まだ、恋には届かない。
5センチほどの深さのある楕円形の皿にご飯を盛り、刻んだ海苔を振りかけていると、町田の爆笑する声が聞こえた。

退屈しのぎに、リビングのほうをウロウロしていることには気づいていたが、いったい何を発見して笑っているのかと眺めると、テレビ台の前にその姿はあった。

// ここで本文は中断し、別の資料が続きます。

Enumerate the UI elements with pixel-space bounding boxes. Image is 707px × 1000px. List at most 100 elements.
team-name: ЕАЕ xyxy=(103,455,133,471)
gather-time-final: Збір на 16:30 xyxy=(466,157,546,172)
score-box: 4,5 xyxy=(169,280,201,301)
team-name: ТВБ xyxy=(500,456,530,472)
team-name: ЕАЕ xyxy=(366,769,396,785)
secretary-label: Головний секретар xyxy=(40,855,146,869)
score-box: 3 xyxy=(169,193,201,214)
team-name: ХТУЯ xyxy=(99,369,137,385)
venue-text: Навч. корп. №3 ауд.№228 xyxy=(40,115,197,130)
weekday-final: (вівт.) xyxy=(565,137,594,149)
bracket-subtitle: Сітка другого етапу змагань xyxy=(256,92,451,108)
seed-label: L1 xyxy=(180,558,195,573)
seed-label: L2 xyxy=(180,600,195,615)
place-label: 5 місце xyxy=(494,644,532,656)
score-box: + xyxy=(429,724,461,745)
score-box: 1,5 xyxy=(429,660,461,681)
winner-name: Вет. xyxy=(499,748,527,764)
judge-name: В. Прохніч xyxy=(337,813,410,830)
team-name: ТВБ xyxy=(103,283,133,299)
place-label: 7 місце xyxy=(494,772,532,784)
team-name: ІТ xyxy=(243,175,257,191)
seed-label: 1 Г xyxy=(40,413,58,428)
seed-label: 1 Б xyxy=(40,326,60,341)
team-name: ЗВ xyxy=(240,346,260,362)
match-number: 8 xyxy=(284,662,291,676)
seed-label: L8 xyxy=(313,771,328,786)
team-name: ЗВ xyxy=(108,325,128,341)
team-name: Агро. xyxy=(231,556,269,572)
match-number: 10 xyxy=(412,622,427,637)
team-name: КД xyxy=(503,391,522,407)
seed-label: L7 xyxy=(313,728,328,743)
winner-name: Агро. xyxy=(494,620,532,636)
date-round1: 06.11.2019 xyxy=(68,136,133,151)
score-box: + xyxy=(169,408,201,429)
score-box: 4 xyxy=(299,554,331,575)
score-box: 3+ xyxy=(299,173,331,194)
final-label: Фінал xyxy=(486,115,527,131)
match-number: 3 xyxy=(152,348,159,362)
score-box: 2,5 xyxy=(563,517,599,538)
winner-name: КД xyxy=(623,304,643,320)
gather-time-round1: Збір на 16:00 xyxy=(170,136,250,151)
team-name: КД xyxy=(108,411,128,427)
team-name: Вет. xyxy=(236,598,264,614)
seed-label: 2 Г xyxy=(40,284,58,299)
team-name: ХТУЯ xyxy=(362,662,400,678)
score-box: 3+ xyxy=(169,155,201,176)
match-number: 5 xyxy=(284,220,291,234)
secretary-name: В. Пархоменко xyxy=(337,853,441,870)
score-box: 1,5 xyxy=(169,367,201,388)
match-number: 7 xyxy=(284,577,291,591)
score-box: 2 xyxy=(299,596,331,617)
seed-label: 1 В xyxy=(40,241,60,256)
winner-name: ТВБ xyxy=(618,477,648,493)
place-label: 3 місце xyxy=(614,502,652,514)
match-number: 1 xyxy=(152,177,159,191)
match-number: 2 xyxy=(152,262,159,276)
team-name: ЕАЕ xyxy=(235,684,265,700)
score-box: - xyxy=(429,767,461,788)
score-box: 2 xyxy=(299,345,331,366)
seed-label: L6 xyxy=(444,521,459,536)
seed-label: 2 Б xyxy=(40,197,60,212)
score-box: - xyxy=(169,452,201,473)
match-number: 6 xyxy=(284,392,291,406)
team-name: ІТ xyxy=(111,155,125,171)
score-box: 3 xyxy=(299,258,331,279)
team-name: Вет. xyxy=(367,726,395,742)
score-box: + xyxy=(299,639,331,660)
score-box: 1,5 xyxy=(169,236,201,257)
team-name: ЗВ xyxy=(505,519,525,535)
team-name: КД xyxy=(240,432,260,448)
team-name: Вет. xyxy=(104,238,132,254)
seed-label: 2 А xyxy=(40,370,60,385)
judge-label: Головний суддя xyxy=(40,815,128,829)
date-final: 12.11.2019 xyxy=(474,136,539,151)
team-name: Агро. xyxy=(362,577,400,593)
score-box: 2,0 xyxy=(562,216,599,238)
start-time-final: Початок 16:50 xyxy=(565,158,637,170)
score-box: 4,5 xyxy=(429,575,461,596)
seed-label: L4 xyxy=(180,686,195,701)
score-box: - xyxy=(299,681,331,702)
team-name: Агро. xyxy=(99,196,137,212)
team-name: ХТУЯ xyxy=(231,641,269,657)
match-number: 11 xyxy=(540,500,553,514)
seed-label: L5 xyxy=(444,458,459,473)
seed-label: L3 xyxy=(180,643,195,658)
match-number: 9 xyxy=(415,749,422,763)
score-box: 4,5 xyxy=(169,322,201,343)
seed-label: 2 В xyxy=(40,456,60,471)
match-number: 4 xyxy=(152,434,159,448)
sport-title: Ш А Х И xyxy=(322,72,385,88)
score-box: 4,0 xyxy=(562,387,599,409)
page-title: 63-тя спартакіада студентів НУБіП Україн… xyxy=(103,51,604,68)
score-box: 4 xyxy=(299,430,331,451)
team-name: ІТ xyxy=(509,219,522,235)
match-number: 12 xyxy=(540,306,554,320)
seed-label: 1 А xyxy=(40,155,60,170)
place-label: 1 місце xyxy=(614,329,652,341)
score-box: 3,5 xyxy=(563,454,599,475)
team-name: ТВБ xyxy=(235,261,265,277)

「もうっ なんですかっ あれこれ物色しないでくださいって、言ったじゃないですかっ」
「いや。見事なDVDコレクションだなってな」

坂木にハマったきっかけは、朝の情報番組の料理コーナーを見てからだった。


‐今日から料理コーナーを担当することになりました、坂木慎です。


テレビから聞こえてきたその声と、テレビに映ったその笑顔に。
一瞬で、落ちた。
それは恋と呼んでもいいように、落ちた。

集められるものは、集めまくって、結果、DVDもものすごい数になった。

彼の人気に火をつけた特撮モノですら、放送されていたのは日曜の朝の30分間だが、1年続いた番組だ。
その他、その特撮モノでは映画も3本撮られている。
その後、若手俳優が起用される時間帯のテレビドラマへの出演も増え、それを揃えただけでもそこそこの量だった。

それらがずらりと並んでいる棚を見て、町田は笑い転げているのである。